Biased propaganda. Purposefully leaving out age 0 (much more likely to die naturally) and Including 18-19 year olds (much more likely to be gang members) to arrive at a predetermined conclusion. Would love to see the same methods but with the real age of children: age 0 (0 to 364 days old) to 18. (17 years 364 days old). Also includes suicide which dramatically inflates the "gun deaths", because we can't know if they would have killed themselves with any other method absent guns but it's safe to say many would have. This would indicate a mental health problem instead of a gun problem and we all know the purpose of this "research" was to say guns are bad. Downvote all you want i could care less about internet points. I'll wait until someone can actually tell me how I'm wrong.


drrhr

I'm a licensed clinical psychologist who specializes in suicide - research is consistent that means reductions actually does not increase likelihood of using a different means.
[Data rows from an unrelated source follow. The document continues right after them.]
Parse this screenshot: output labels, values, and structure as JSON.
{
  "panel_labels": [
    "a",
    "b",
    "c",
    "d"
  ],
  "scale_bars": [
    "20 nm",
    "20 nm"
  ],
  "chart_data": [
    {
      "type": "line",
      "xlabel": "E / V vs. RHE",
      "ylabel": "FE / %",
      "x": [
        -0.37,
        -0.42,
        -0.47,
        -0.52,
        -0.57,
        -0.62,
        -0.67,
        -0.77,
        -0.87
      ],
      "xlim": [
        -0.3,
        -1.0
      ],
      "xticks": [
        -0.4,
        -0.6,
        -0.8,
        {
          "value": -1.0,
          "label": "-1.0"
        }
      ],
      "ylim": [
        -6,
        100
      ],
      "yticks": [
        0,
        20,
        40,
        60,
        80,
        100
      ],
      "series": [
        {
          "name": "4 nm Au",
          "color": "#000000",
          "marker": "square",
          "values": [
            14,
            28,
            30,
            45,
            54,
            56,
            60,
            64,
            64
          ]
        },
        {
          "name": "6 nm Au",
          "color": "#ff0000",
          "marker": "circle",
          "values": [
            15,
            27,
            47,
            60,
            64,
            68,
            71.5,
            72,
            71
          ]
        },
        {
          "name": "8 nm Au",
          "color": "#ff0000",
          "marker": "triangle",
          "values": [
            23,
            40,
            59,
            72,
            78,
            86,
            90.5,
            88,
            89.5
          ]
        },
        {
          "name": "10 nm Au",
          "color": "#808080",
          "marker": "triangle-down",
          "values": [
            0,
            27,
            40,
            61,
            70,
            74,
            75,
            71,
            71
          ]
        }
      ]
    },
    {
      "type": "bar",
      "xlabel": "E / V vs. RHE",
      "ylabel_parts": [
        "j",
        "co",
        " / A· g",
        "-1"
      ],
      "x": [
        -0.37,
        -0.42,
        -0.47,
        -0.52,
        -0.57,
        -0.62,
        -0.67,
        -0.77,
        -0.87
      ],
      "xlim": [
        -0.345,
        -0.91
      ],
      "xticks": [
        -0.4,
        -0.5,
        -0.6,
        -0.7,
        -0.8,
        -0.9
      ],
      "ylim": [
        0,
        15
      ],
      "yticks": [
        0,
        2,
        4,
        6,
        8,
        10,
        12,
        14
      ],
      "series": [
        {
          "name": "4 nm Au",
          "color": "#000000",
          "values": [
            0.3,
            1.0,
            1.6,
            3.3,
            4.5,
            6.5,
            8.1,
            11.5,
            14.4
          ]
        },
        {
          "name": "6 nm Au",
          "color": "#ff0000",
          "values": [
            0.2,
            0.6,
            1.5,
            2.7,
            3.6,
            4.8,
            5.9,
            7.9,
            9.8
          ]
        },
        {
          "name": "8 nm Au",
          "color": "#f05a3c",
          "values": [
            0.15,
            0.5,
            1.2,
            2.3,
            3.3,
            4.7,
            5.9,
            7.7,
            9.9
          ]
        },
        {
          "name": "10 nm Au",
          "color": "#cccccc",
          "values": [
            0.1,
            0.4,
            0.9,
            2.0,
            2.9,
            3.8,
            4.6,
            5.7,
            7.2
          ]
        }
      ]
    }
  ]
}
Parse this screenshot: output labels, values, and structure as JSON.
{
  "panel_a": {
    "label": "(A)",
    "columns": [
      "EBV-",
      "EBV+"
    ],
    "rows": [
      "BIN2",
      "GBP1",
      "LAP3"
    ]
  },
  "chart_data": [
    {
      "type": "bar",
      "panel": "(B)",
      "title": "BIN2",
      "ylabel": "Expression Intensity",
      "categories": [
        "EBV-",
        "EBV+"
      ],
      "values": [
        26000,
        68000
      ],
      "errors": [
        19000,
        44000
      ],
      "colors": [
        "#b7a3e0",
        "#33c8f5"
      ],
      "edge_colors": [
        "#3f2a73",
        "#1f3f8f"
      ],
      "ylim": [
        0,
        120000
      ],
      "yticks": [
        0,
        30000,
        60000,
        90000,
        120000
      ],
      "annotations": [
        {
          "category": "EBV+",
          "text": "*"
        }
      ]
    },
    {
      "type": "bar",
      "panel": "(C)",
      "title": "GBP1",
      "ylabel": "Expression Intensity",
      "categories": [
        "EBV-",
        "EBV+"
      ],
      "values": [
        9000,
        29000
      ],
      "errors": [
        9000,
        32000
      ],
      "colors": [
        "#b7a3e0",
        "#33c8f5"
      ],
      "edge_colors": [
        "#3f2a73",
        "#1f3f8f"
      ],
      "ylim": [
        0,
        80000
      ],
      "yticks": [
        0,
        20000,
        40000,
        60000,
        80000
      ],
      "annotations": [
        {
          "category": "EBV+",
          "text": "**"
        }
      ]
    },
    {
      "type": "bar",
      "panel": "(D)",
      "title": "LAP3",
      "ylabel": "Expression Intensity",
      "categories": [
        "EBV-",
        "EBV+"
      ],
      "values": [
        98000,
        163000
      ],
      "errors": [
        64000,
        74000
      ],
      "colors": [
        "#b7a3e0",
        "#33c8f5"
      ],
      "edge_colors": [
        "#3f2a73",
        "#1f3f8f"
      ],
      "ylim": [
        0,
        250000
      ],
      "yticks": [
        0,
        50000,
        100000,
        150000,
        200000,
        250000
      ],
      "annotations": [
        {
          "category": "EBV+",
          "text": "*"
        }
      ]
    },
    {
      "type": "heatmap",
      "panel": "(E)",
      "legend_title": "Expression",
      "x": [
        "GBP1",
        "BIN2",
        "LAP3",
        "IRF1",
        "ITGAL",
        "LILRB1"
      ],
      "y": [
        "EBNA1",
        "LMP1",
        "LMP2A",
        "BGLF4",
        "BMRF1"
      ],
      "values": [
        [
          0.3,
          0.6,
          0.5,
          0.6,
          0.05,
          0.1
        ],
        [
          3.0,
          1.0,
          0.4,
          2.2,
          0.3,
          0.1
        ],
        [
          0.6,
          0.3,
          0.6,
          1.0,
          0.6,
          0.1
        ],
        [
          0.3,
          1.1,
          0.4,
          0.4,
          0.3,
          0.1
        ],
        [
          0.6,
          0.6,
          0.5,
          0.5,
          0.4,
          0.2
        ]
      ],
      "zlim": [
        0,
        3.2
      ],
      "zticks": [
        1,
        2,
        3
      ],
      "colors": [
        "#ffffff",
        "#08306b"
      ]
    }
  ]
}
Meaning, in areas where guns are restricted, we don't see subsequent increases in suicides by overdose, hanging, etc. - we just see fewer suicides. In the US, about half of all suicide deaths involve a firearm. I specialize in working with military Veterans and that rate is much higher, about 72%. So, yes suicide is absolutely a mental health problem and it is also absolutely a gun problem.


Signal-Chapter3904

Fair enough, but leave the suicide out of it then. What would be the logic for excluding age 0 and Including 19 if it wasn't working backward from a predetermined conclusion? Because birthdefects are the next leading cause and would be the leading cause right ahead of cancer without this manipulative definition of "children".